Four years ago, I started teaching my son about the game of baseball. He’s a swimmer, not a ‘ball’ kid in any way. It was the brilliance of the movie ‘Money Ball,’ that helped me see how I could share this beautiful game with my son the chess player. That’s what baseball is. Just like chess it is slow, strategic and reliant on skill. You can’t get comfortable too soon and every play is critical to the next. Every player is reliant on the other, the true meaning of team.
Sure, some may say the same for football or any other ‘team’ sport but one friend made a good point recently. We were discussing getting eager too soon in the season and he said, “That’s the beauty of baseball. It’s slow. The season is drug out. The true baseball fan has an emotional connection they cannot turn off until the final pitch. And then, well, then … they begin to look to next season.”
My kids get excited when they watch. A lead by 3 early in the game really amps them up and then I speak.
“It’s early,” I constantly remind them. “This is baseball. It just takes one bad pitch and one swing of a bat to change the whole game. We must be patient.”
It’s just like life, that’s what I love and yes, we take it to that level when we watch (during commercial). Yeah, mommy tries to keep it light and add lessons whenever possible. Lessons, I’m always looking for lessons in the most obscure places to help them remember life-changing moments. You just never know when they might appear.

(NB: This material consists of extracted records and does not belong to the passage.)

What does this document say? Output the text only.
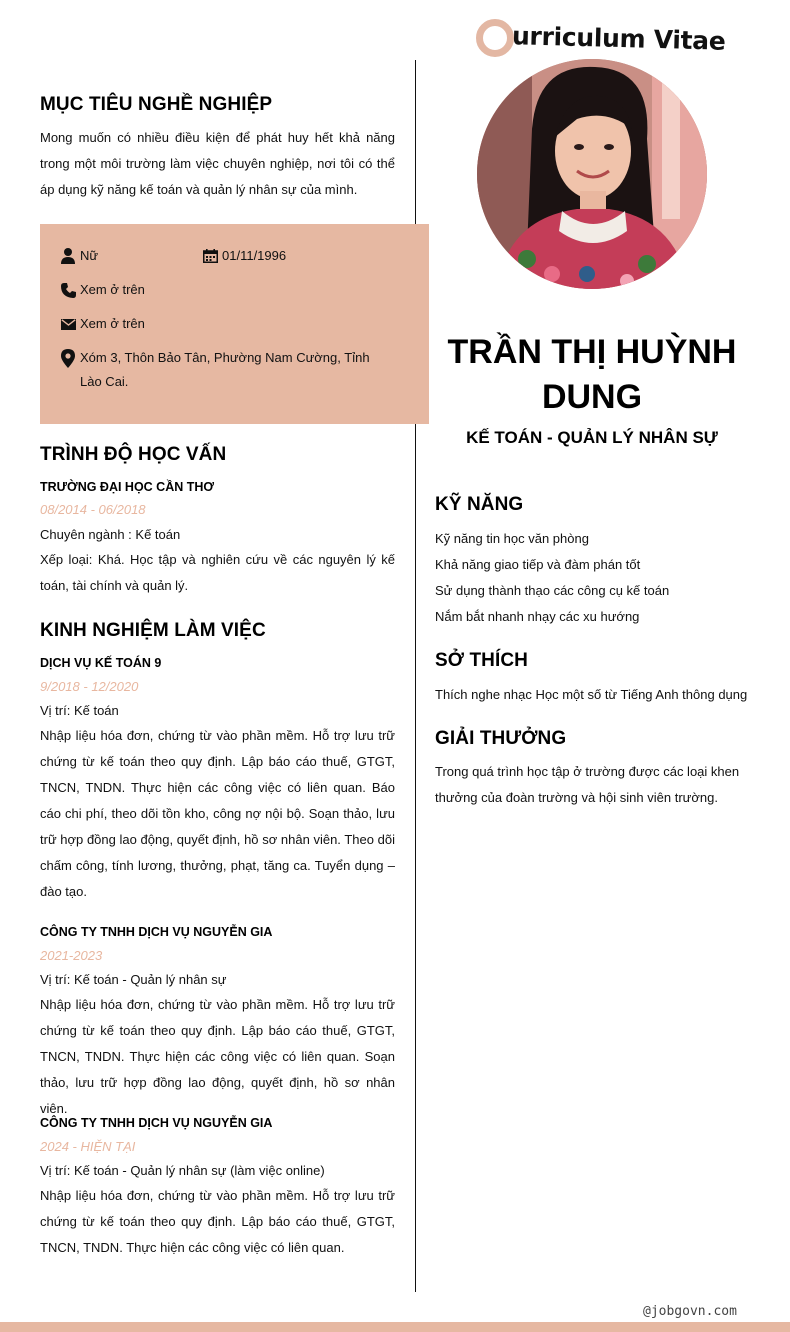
urriculum Vitae
MỤC TIÊU NGHỀ NGHIỆP
Mong muốn có nhiều điều kiện để phát huy hết khả năng trong một môi trường làm việc chuyên nghiệp, nơi tôi có thể áp dụng kỹ năng kế toán và quản lý nhân sự của mình.
Nữ	01/11/1996
Xem ở trên
Xem ở trên
Xóm 3, Thôn Bảo Tân, Phường Nam Cường, Tỉnh Lào Cai.
TRÌNH ĐỘ HỌC VẤN
TRƯỜNG ĐẠI HỌC CẦN THƠ
08/2014 - 06/2018
Chuyên ngành : Kế toán
Xếp loại: Khá. Học tập và nghiên cứu về các nguyên lý kế toán, tài chính và quản lý.
KINH NGHIỆM LÀM VIỆC
DỊCH VỤ KẾ TOÁN 9
9/2018 - 12/2020
Vị trí: Kế toán
Nhập liệu hóa đơn, chứng từ vào phần mềm. Hỗ trợ lưu trữ chứng từ kế toán theo quy định. Lập báo cáo thuế, GTGT, TNCN, TNDN. Thực hiện các công việc có liên quan. Báo cáo chi phí, theo dõi tồn kho, công nợ nội bộ. Soạn thảo, lưu trữ hợp đồng lao động, quyết định, hồ sơ nhân viên. Theo dõi chấm công, tính lương, thưởng, phạt, tăng ca. Tuyển dụng – đào tạo.
CÔNG TY TNHH DỊCH VỤ NGUYỄN GIA
2021-2023
Vị trí: Kế toán - Quản lý nhân sự
Nhập liệu hóa đơn, chứng từ vào phần mềm. Hỗ trợ lưu trữ chứng từ kế toán theo quy định. Lập báo cáo thuế, GTGT, TNCN, TNDN. Thực hiện các công việc có liên quan. Soạn thảo, lưu trữ hợp đồng lao động, quyết định, hồ sơ nhân viên.
CÔNG TY TNHH DỊCH VỤ NGUYỄN GIA
2024 - HIỆN TẠI
Vị trí: Kế toán - Quản lý nhân sự (làm việc online)
Nhập liệu hóa đơn, chứng từ vào phần mềm. Hỗ trợ lưu trữ chứng từ kế toán theo quy định. Lập báo cáo thuế, GTGT, TNCN, TNDN. Thực hiện các công việc có liên quan.
TRẦN THỊ HUỲNH
DUNG
KẾ TOÁN - QUẢN LÝ NHÂN SỰ
KỸ NĂNG
Kỹ năng tin học văn phòng
Khả năng giao tiếp và đàm phán tốt
Sử dụng thành thạo các công cụ kế toán
Nắm bắt nhanh nhạy các xu hướng
SỞ THÍCH
Thích nghe nhạc Học một số từ Tiếng Anh thông dụng
GIẢI THƯỞNG
Trong quá trình học tập ở trường được các loại khen thưởng của đoàn trường và hội sinh viên trường.
@jobgovn.com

For us, last Thursday night they happened a few times. In the end however it all came down to two moments for our family. The first came when Jeremy Affeldt took to the mound and my son suddenly recognized ‘the guy’ who shook his hand and autographed a baseball. ‘The guy’ who kept the Cardinals from scoring in the ninth inning and then … the swing of a bat. As a mom, it was almost too perfect for all that I’ve been trying to teach them. Just like life, you gotta take risk and sometimes you just gotta swing.
As a fan, I’m pretty sure I blacked out as I saw the connection, heard the sound and knew where it was headed. We won the Pennant. This swing, that swing, the swing of Travis Ishikawa is now yet another lesson for our little family. It is a lesson in perseverance, belief, friendship and taking chances.
It just doesn’t get any better than that.